Изменить размер шрифта - +
И никогда не будем счастливы по-настоящему.

Молча перебираю плоды на прилавке, неведомые, как наше будущее. Эмилия знает: я уйду — так же неотвратимо, как ночь сменяет день.

— Зато, представляешь, у нас появятся собственные дурные наклонности! Ты станешь патологическим обжорой, а я пьяницей, — смеется Эми, глядя, как я пробую очередное местное лакомство и слегка кривлюсь от ненавистного вкуса холодной манки, которым оно меня радует. — Я возненавижу собственное тело, начну глушить его вопли алкоголем, а ты попытаешься дать себе все, в чем отказывал раньше, и скоро разъешься в шарик на тоненьких ножках. Мы станем уродливыми, обычными и…

— …счастливыми, — заканчиваю я. — Ты боишься счастья, Эми. Кончай паниковать.

На самом деле паника Эмилии — наша общая паника, она разгоняется и разгоняется по нашей нервной системе, словно вагончик по русским-американским горкам, зависая на доли секунды на пиках, чтобы сорваться вниз в визге и грохоте, мы летим с нею, окруженные ею, внутри нее с единственной мыслью в голове: все, конец! И, может быть, хотим, чтобы это было все, и ничего больше не было.

Триггер еще не запустился, мы не хотим кончать с собой, спасибо большое. Слышны лишь первые звоночки: заинтересованность в том, что же, что же составляет вечную притягательность нигредо, отчего вместо того, чтобы идти на свет, мы забиваемся все глубже и глубже во тьму. Отчего вскрывать, мучить, не давать зажить своим и чужим ранам кажется правильным и праведным, а утешать и утишать представляется уделом жалких обывателей. Жалких смертных обывателей. Откуда-то возникает ощущение, будто мы с Эмилией рождены для великого дела, но собираемся забыть о нем ради нескольких лет или даже месяцев, проведенных со своими хахалями. Это как сделать татуировку на самом видном месте (на лбу?): «Я принадлежу Яну (Джону)» и выставить себя на посмешище на всю оставшуюся жизнь.

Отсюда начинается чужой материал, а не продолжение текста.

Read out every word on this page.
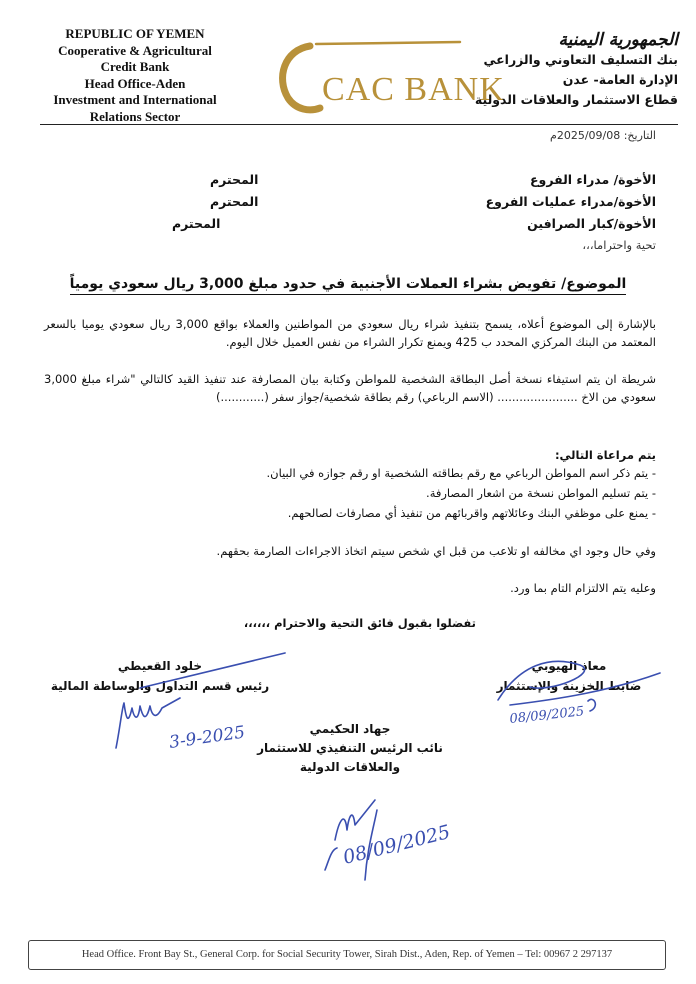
REPUBLIC OF YEMEN
Cooperative & Agricultural
Credit Bank
Head Office-Aden
Investment and International
Relations Sector
CAC BANK
الجمهورية اليمنية
بنك التسليف التعاوني والزراعي
الإدارة العامة- عدن
قطاع الاستثمار والعلاقات الدولية
التاريخ: 2025/09/08م
الأخوة/ مدراء الفروع
المحترم
الأخوة/مدراء عمليات الفروع
المحترم
الأخوة/كبار الصرافين
المحترم
تحية واحتراما،،،
الموضوع/ تفويض بشراء العملات الأجنبية في حدود مبلغ 3,000 ريال سعودي يومياً
بالإشارة إلى الموضوع أعلاه، يسمح بتنفيذ شراء ريال سعودي من المواطنين والعملاء بواقع 3,000 ريال سعودي يوميا بالسعر المعتمد من البنك المركزي المحدد ب 425 ويمنع تكرار الشراء من نفس العميل خلال اليوم.
شريطة ان يتم استيفاء نسخة أصل البطاقة الشخصية للمواطن وكتابة بيان المصارفة عند تنفيذ القيد كالتالي "شراء مبلغ 3,000 سعودي من الاخ ...................... (الاسم الرباعي) رقم بطاقة شخصية/جواز سفر (............)
يتم مراعاة التالي:
- يتم ذكر اسم المواطن الرباعي مع رقم بطاقته الشخصية او رقم جوازه في البيان.
- يتم تسليم المواطن نسخة من اشعار المصارفة.
- يمنع على موظفي البنك وعائلاتهم واقربائهم من تنفيذ أي مصارفات لصالحهم.
وفي حال وجود اي مخالفه او تلاعب من قبل اي شخص سيتم اتخاذ الاجراءات الصارمة بحقهم.
وعليه يتم الالتزام التام بما ورد.
تفضلوا بقبول فائق التحية والاحترام ،،،،،،
خلود القعيطي
رئيس قسم التداول والوساطة المالية
معاذ الهيوبي
ضابط الخزينة والإستثمار
جهاد الحكيمي
نائب الرئيس التنفيذي للاستثمار
والعلاقات الدولية
3-9-2025
08/09/2025
08/09/2025
Head Office. Front Bay St., General Corp. for Social Security Tower, Sirah Dist., Aden, Rep. of Yemen – Tel: 00967 2 297137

Ощущение не проходит и по возвращении на берег, в бунгало Джона. Где меня встречает хитрая рожа Яна и нехорошая собранность Джона.

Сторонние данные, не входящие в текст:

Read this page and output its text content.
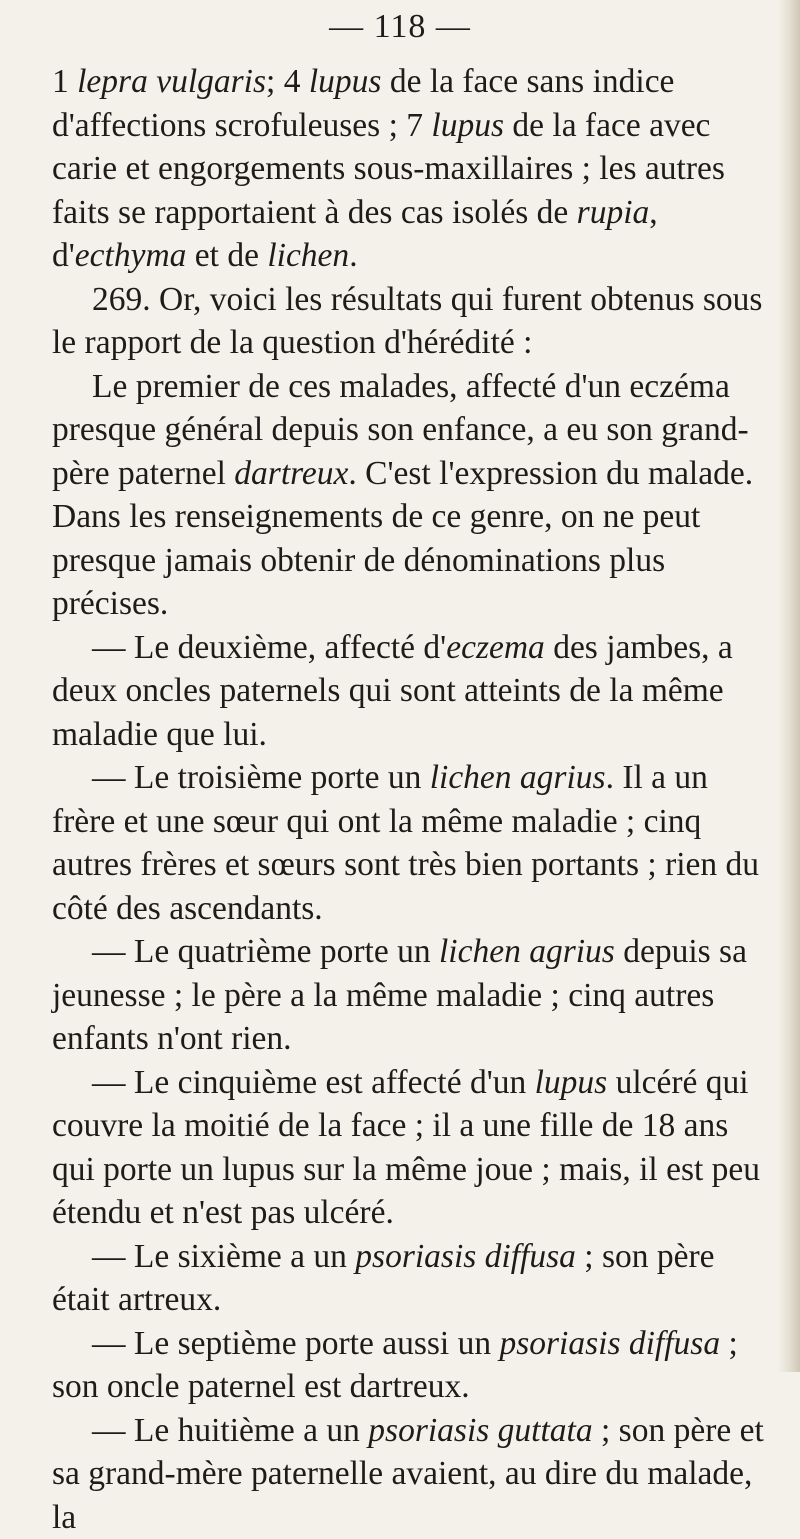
— 118 —

1 lepra vulgaris; 4 lupus de la face sans indice d'affections scrofuleuses ; 7 lupus de la face avec carie et engorgements sous-maxillaires ; les autres faits se rapportaient à des cas isolés de rupia, d'ecthyma et de lichen.

269. Or, voici les résultats qui furent obtenus sous le rapport de la question d'hérédité :

Le premier de ces malades, affecté d'un eczéma presque général depuis son enfance, a eu son grand-père paternel dartreux. C'est l'expression du malade. Dans les renseignements de ce genre, on ne peut presque jamais obtenir de dénominations plus précises.

— Le deuxième, affecté d'eczema des jambes, a deux oncles paternels qui sont atteints de la même maladie que lui.

— Le troisième porte un lichen agrius. Il a un frère et une sœur qui ont la même maladie ; cinq autres frères et sœurs sont très bien portants ; rien du côté des ascendants.

— Le quatrième porte un lichen agrius depuis sa jeunesse ; le père a la même maladie ; cinq autres enfants n'ont rien.

— Le cinquième est affecté d'un lupus ulcéré qui couvre la moitié de la face ; il a une fille de 18 ans qui porte un lupus sur la même joue ; mais, il est peu étendu et n'est pas ulcéré.

— Le sixième a un psoriasis diffusa ; son père était artreux.

— Le septième porte aussi un psoriasis diffusa ; son oncle paternel est dartreux.

— Le huitième a un psoriasis guttata ; son père et sa grand-mère paternelle avaient, au dire du malade, la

— Сандаан позвонил? — спрашивает Эми, выбирая из всех причин самую долгожданную и пугающую.

— Нет. — Джон не двигается с места, но отчего-то кажется, что он переминается с ноги на ногу в детском смущении. — Нам надо поговорить, пока он не позвонил.

— О чем? — Эмилия подталкивает меня локтем: садимся за стол. Мысль о том, что скоро эти тычки прекратятся, внезапно болезненна.

Широкий уродливый стол летней кухни, за которым мы едим и готовим, завален покупками и подарками. Местные любят приносить все, что растет вокруг самосейкой и о чем белые понятия не имеют: это можно есть. Честно говоря, я не уверен в съедобности некоторых даров природы. Меня так и не хватило на то, чтобы попробовать балют. Зато Джон и Ян трескают утиных зародышей за милую душу, лихо опрокидывая в себя надбитые яйца, точно оперные певцы перед распевкой. Вот и сейчас они первым делом отыскивают пакет с балютом и заводят долгоиграющий спор насчет идеальной приправы к этой гадости.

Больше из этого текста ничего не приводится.